Now thanks be unto God,.... The apostle having mentioned the door that was opened for him at Troas, to preach the Gospel with success, calls to mind the great and manifold appearances of God for him and his fellow ministers, in blessing their labours to the conversion of many souls; which causes him to break forth into thanksgiving to God, on this account: what he takes notice of, and is thankful to God for is, that he
always causeth us to triumph in Christ; not only had done so, but continued to do so: some versions ascribe this act of triumph to God, as his act, reading the passage thus, "now thanks be unto God, who triumphs over us", or "by us in Christ"; who has conquered us by his grace, and made use of us as instruments for the conversion of sinners; and so first triumphed over us, having subdued us to himself, and then over others by us, in whose hearts the arrows of his word have been sharp and powerful: so the word is used for the person's own act of triumph spoken of, Co 2:15, but here it signifies, as words do in the Hebrew conjugation "Hiphil", which most commonly denotes an effect upon another, or which is caused and produced in another, and is rightly rendered, "which causeth us to triumph"; and refers not to the triumph of faith, common with the apostles to other believers; though this is in Christ, in his righteousness, death, resurrection, ascension, session at God's right hand, and intercession; and is what God causes, and to whom thanks is to be given for it: but this is a triumph peculiar to ministers of the Gospel, who are made to triumph over men and devils, over the world, the reproaches, persecutions, smiles, and flatteries of it; over wicked men, by silencing them, stopping the mouths of gainsayers, refuting false teachers, and preserving the Gospel pure, in spite of all opposition; and by being made useful to the turning of many souls from darkness to light, and from the power of Satan unto God: and this is
in Christ: it is owing to the victory he has got; it is by his strength, it is in his name, for his sake, and because of his glory herein concerned: and
always; wherever the ministers of Christ are called to labour, and wherever the Gospel is purely and powerfully preached by them, some good is done; and they are made to triumph over hell and earth, over sin, Satan, and the world; and for all this, thanks is due to God; for he it is that causes them to triumph, or they never could; as will easily appear, if we consider what poor weak instruments they themselves are; what opposition is made against them; what wonderful things are done by them; by what means they triumph, by the preaching of the cross, and that in the midst of the greatest pressures and afflictions.

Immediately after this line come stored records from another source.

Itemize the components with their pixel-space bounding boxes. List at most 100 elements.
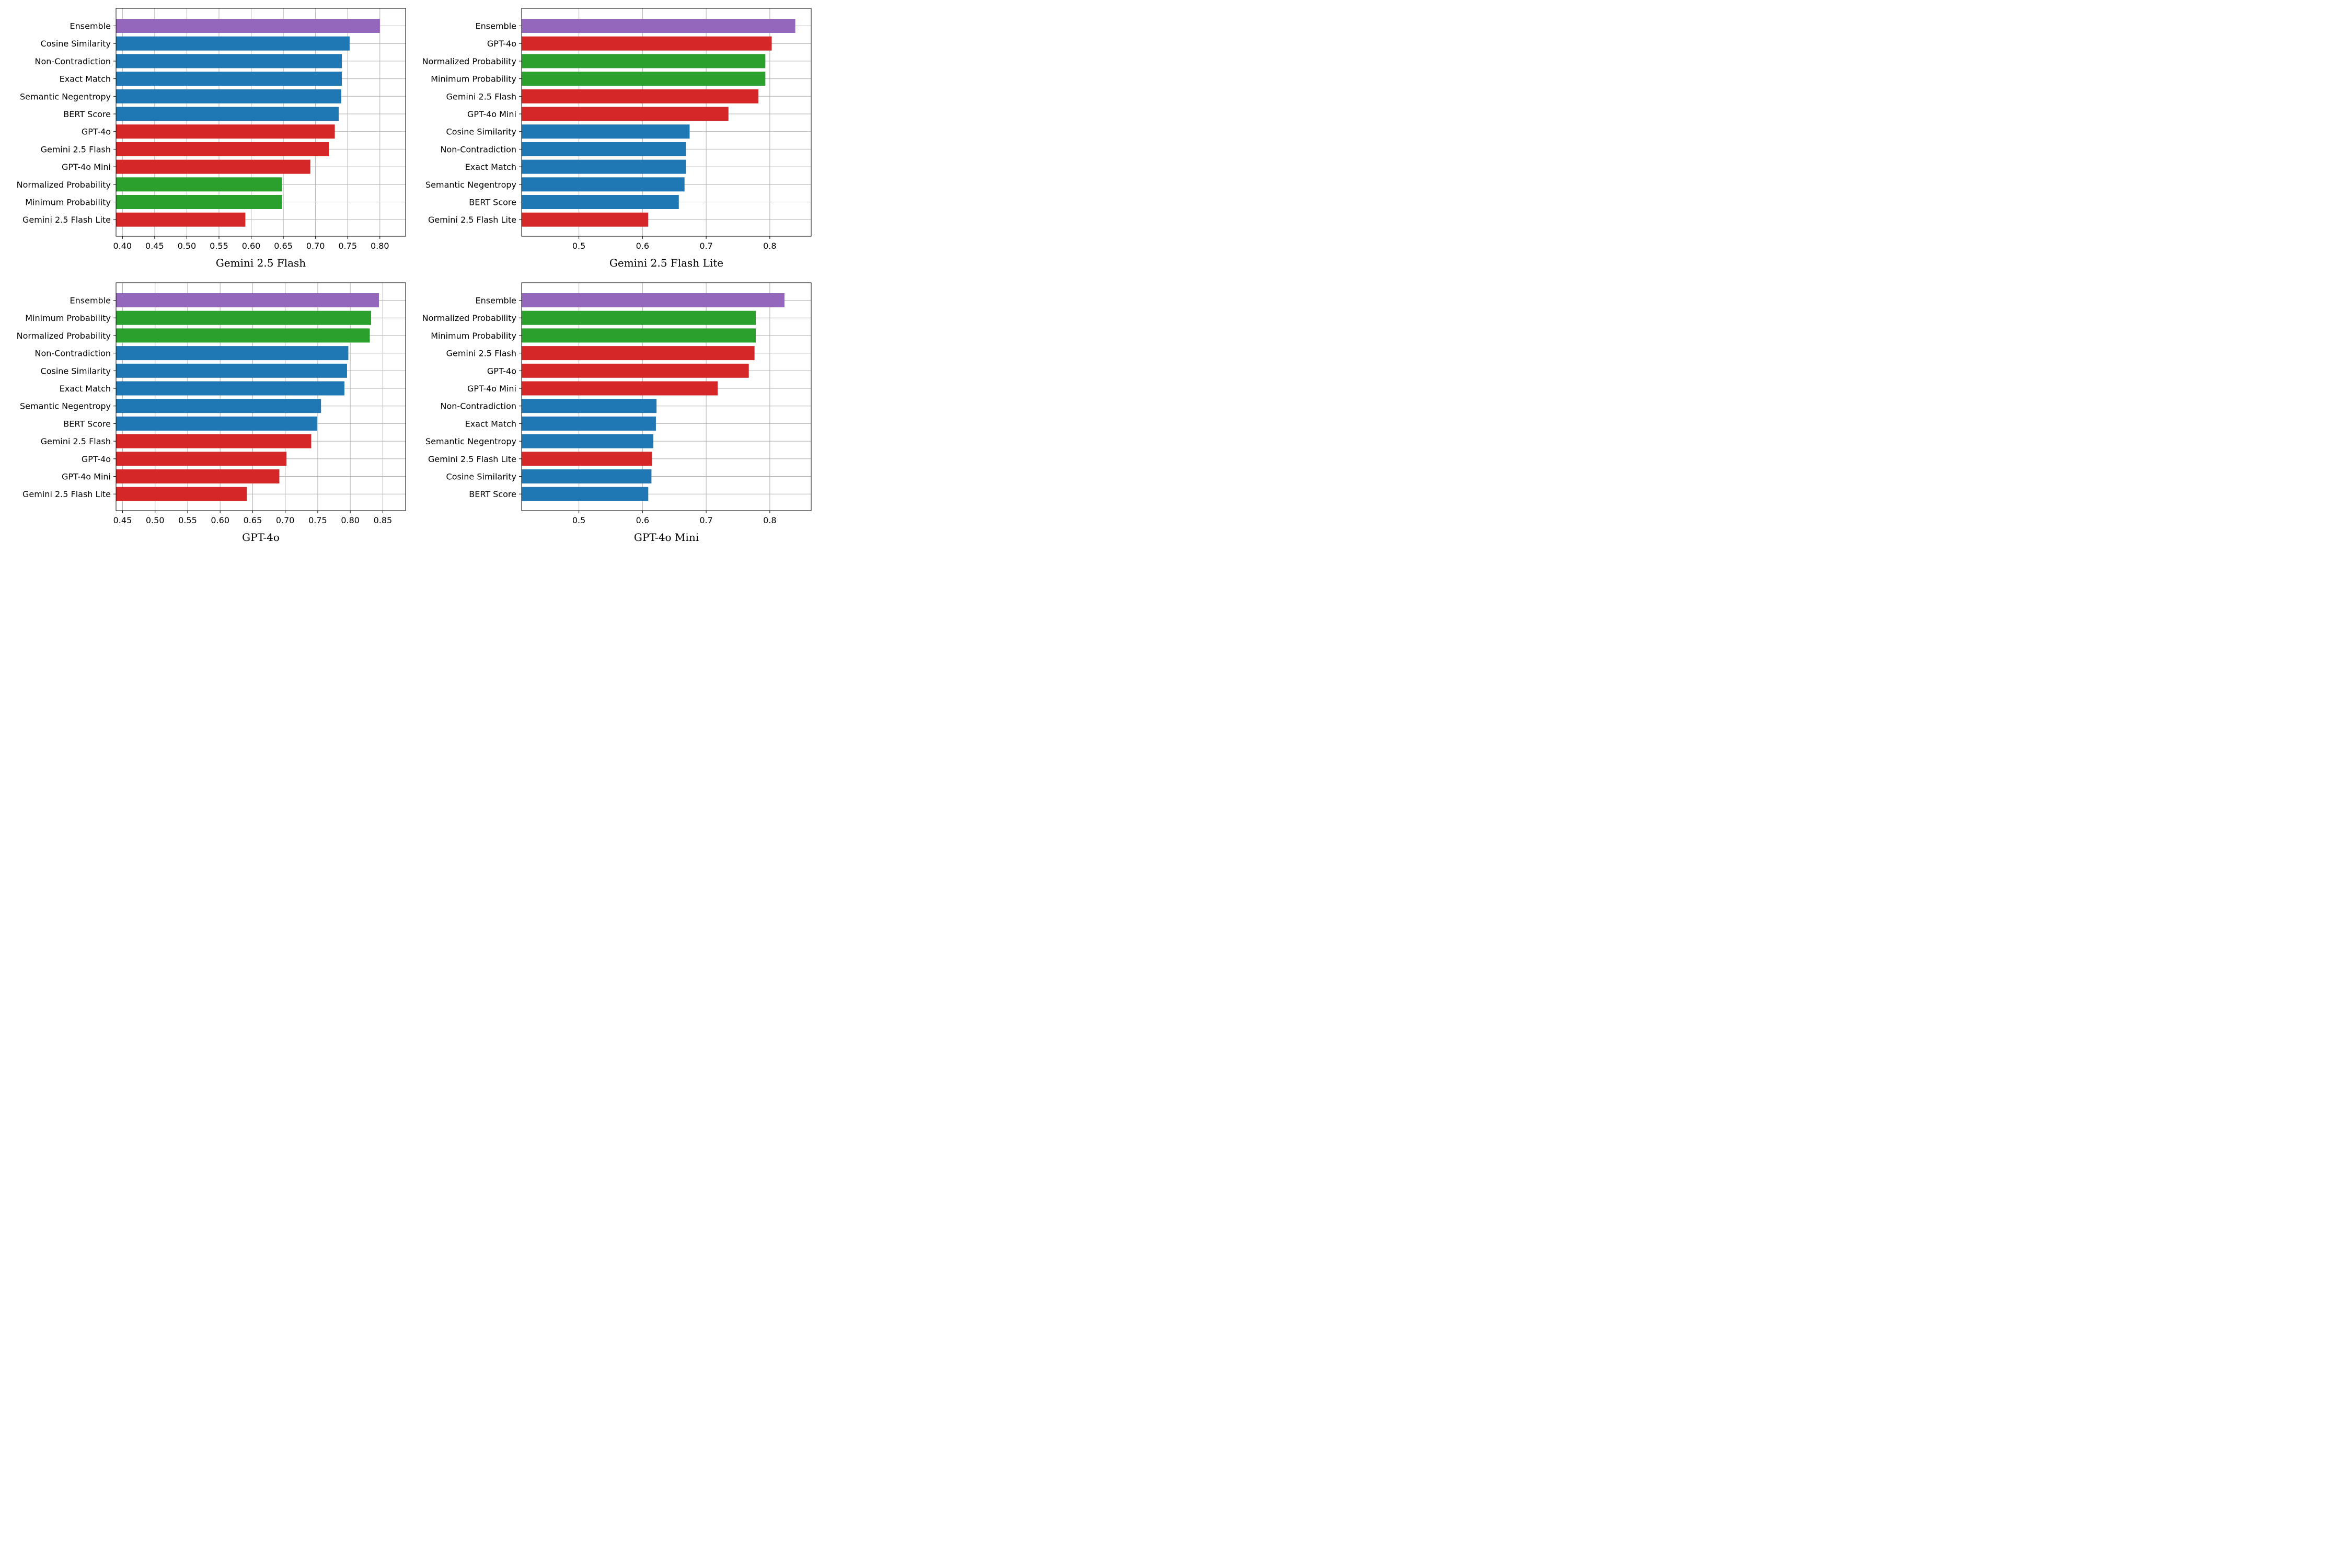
category-label: Cosine Similarity — [446, 127, 516, 137]
x-tick-label: 0.55 — [210, 241, 228, 251]
x-tick-label: 0.55 — [178, 515, 197, 525]
category-label: Cosine Similarity — [41, 366, 111, 376]
bar-gemini-2-5-flash-lite — [116, 487, 247, 501]
bar-bert-score — [522, 487, 649, 501]
bar-semantic-negentropy — [116, 89, 341, 103]
bar-exact-match — [116, 72, 342, 86]
category-label: Minimum Probability — [431, 74, 516, 84]
bar-gemini-2-5-flash-lite — [116, 212, 246, 227]
bar-gpt-4o — [116, 452, 287, 466]
x-axis-title: Gemini 2.5 Flash — [216, 257, 306, 269]
category-label: GPT-4o Mini — [62, 472, 111, 482]
x-tick-label: 0.45 — [113, 515, 132, 525]
category-label: GPT-4o — [487, 366, 516, 376]
x-tick-label: 0.50 — [178, 241, 197, 251]
x-tick-label: 0.65 — [274, 241, 293, 251]
category-label: Exact Match — [465, 162, 516, 172]
category-label: Ensemble — [476, 21, 516, 31]
x-tick-label: 0.70 — [276, 515, 295, 525]
category-label: Gemini 2.5 Flash Lite — [22, 215, 111, 225]
x-tick-label: 0.60 — [242, 241, 261, 251]
category-label: Semantic Negentropy — [425, 180, 516, 190]
x-tick-label: 0.85 — [374, 515, 393, 525]
bar-cosine-similarity — [116, 36, 350, 51]
category-label: Normalized Probability — [422, 313, 516, 323]
bar-gemini-2-5-flash — [522, 346, 755, 361]
category-label: Gemini 2.5 Flash Lite — [22, 489, 111, 499]
bar-exact-match — [522, 416, 656, 431]
bar-non-contradiction — [116, 346, 349, 361]
figure: 0.40 0.45 0.50 0.55 0.60 0.65 0.70 0.75 0.80 Ens… — [17, 8, 812, 544]
x-tick-label: 0.70 — [306, 241, 325, 251]
category-label: Gemini 2.5 Flash — [41, 436, 111, 446]
bar-cosine-similarity — [116, 363, 347, 378]
bar-minimum-probability — [116, 310, 372, 325]
bar-normalized-probability — [116, 328, 370, 343]
category-label: GPT-4o — [82, 127, 111, 137]
x-tick-label: 0.45 — [145, 241, 164, 251]
bar-minimum-probability — [116, 195, 282, 209]
x-tick-label: 0.60 — [211, 515, 229, 525]
bar-gpt-4o — [116, 124, 335, 139]
bar-bert-score — [116, 416, 317, 431]
category-label: Gemini 2.5 Flash — [41, 144, 111, 154]
bar-cosine-similarity — [522, 124, 690, 139]
category-label: Normalized Probability — [17, 331, 111, 341]
category-label: GPT-4o — [82, 454, 111, 464]
plot-frame — [116, 8, 406, 237]
category-label: GPT-4o Mini — [467, 384, 516, 394]
category-label: Cosine Similarity — [41, 39, 111, 49]
bar-cosine-similarity — [522, 469, 652, 483]
category-label: BERT Score — [469, 489, 516, 499]
category-label: Non-Contradiction — [441, 401, 516, 411]
bar-gemini-2-5-flash — [116, 434, 312, 448]
bar-non-contradiction — [522, 399, 657, 413]
category-label: Minimum Probability — [25, 313, 111, 323]
category-label: GPT-4o Mini — [467, 109, 516, 119]
x-tick-label: 0.6 — [636, 515, 649, 525]
x-tick-label: 0.5 — [572, 515, 585, 525]
x-tick-label: 0.7 — [699, 241, 712, 251]
panel-gpt-4o-mini: 0.5 0.6 0.7 0.8 Ensemble Normalized Probabil… — [422, 282, 812, 544]
bar-bert-score — [116, 107, 339, 121]
plot-frame — [116, 282, 406, 511]
category-label: Normalized Probability — [422, 56, 516, 66]
x-tick-label: 0.8 — [763, 515, 776, 525]
x-tick-label: 0.5 — [572, 241, 585, 251]
category-label: Exact Match — [465, 419, 516, 429]
bar-minimum-probability — [522, 328, 756, 343]
x-axis-title: GPT-4o — [242, 531, 280, 544]
category-label: Cosine Similarity — [446, 472, 516, 482]
category-label: Exact Match — [60, 384, 111, 394]
category-label: GPT-4o — [487, 39, 516, 49]
category-label: Gemini 2.5 Flash Lite — [428, 454, 516, 464]
bar-gpt-4o — [522, 363, 749, 378]
bar-gpt-4o-mini — [116, 159, 310, 174]
bar-gpt-4o-mini — [522, 381, 718, 396]
x-tick-label: 0.50 — [146, 515, 165, 525]
category-label: Minimum Probability — [25, 198, 111, 207]
plot-frame — [521, 282, 812, 511]
category-label: Exact Match — [60, 74, 111, 84]
bar-normalized-probability — [522, 54, 766, 68]
x-axis-title: Gemini 2.5 Flash Lite — [609, 257, 723, 269]
bar-non-contradiction — [116, 54, 342, 68]
panel-gpt-4o: 0.45 0.50 0.55 0.60 0.65 0.70 0.75 0.80 0.85 Ens… — [17, 282, 406, 544]
category-label: GPT-4o Mini — [62, 162, 111, 172]
bar-ensemble — [522, 293, 785, 307]
category-label: Minimum Probability — [431, 331, 516, 341]
category-label: Gemini 2.5 Flash Lite — [428, 215, 516, 225]
category-label: Semantic Negentropy — [20, 91, 111, 101]
panel-gemini-2-5-flash: 0.40 0.45 0.50 0.55 0.60 0.65 0.70 0.75 0.80 Ens… — [17, 8, 406, 269]
bar-gemini-2-5-flash — [522, 89, 758, 103]
bar-gpt-4o — [522, 36, 772, 51]
bar-ensemble — [116, 293, 379, 307]
x-tick-label: 0.80 — [341, 515, 360, 525]
category-label: BERT Score — [63, 419, 111, 429]
x-tick-label: 0.8 — [763, 241, 776, 251]
bar-non-contradiction — [522, 142, 686, 156]
bar-exact-match — [116, 381, 344, 396]
plot-frame — [521, 8, 812, 237]
x-tick-label: 0.7 — [699, 515, 712, 525]
category-label: Normalized Probability — [17, 180, 111, 190]
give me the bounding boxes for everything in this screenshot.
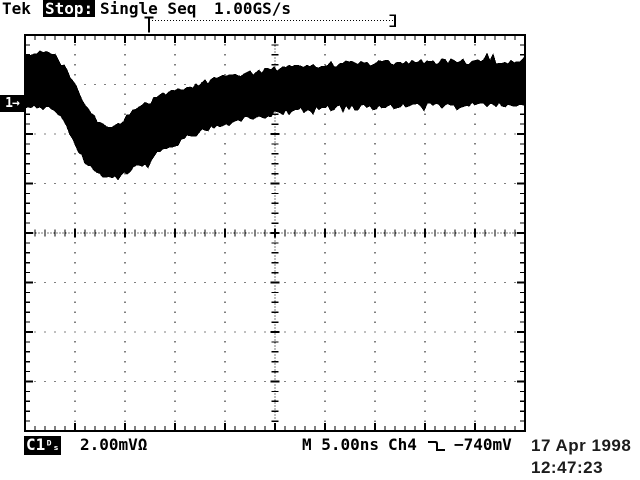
trigger-level-readout: −740mV xyxy=(454,435,512,454)
date-label: 17 Apr 1998 xyxy=(531,436,632,455)
channel-1-coupling-glyph: ᴰₛ xyxy=(45,439,60,454)
channel-1-position-marker: 1→ xyxy=(0,95,24,112)
time-label: 12:47:23 xyxy=(531,458,604,477)
sample-rate-label: 1.00GS/s xyxy=(214,0,292,18)
trigger-position-bar xyxy=(144,14,396,33)
acquisition-mode-label: Single Seq xyxy=(100,0,197,18)
acquisition-status-badge: Stop: xyxy=(43,0,96,18)
channel-1-badge: C1ᴰₛ xyxy=(24,436,61,455)
channel-1-label: C1 xyxy=(26,435,46,454)
falling-edge-trigger-icon xyxy=(428,440,445,452)
timebase-readout: M 5.00ns xyxy=(302,435,380,454)
tek-logo: Tek xyxy=(2,0,31,18)
trigger-source-readout: Ch4 xyxy=(388,435,417,454)
envelope-waveform xyxy=(24,50,524,181)
waveform-trace xyxy=(24,50,524,181)
channel-1-scale-readout: 2.00mVΩ xyxy=(80,435,148,454)
graticule xyxy=(24,34,526,432)
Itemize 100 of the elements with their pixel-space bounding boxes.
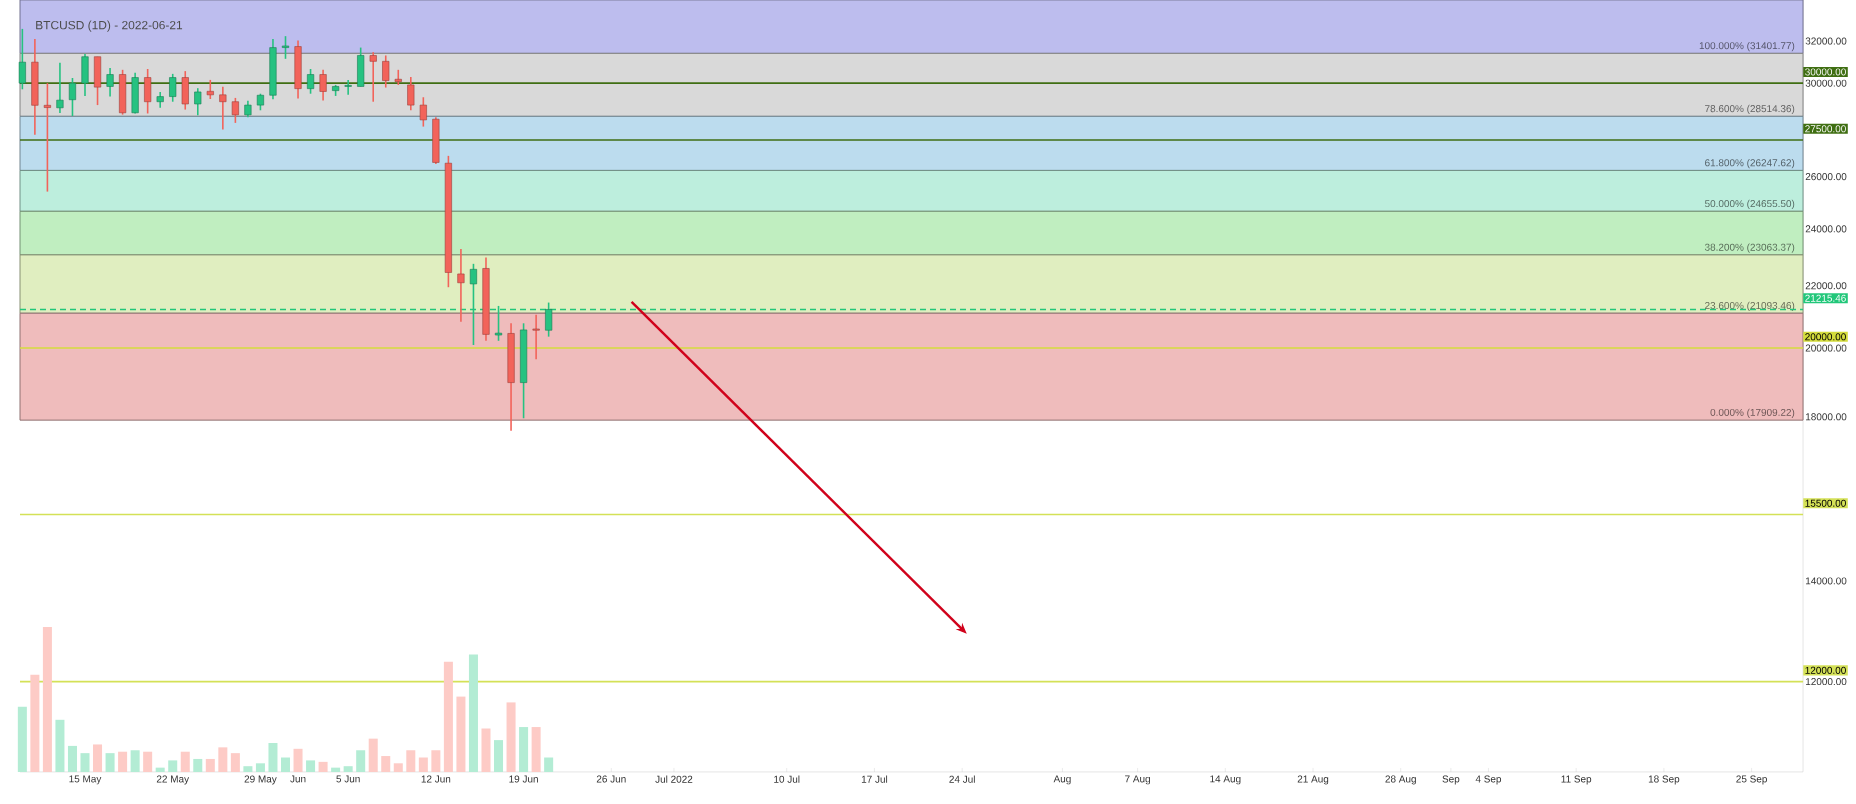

Thanks are also given to God, that he
maketh manifest the savour of his knowledge by us in every place; by "his knowledge" is meant, either the knowledge of God, who causes the ministers of the Gospel to triumph; or the knowledge of Christ, in whom they triumph; or rather of both, of the knowledge of God in Christ; and designs the Gospel, which is the means thereof: and which is said to have a "savour" in it, and denotes the acceptableness of it to sensible souls; and the good name, fame, and credit, which Christ has by the faithful ministration of it; and is an allusion to Song of Solomon 1:3. Now this, God is said to make manifest; it was hid before, hid in himself, and to the sons of men; it was like a box of ointment shut, but now opened by the preaching of the word, which diffuses a fragrant smell; and therefore he is said to make it manifest "by us": the ministers of the Gospel, who openly, boldly, and faithfully preach it; and "by manifestation of the truth"; spread the savour of it, and that "in every place", where they come; their commission being at large, to go into all the world, and preach the Gospel to every creature.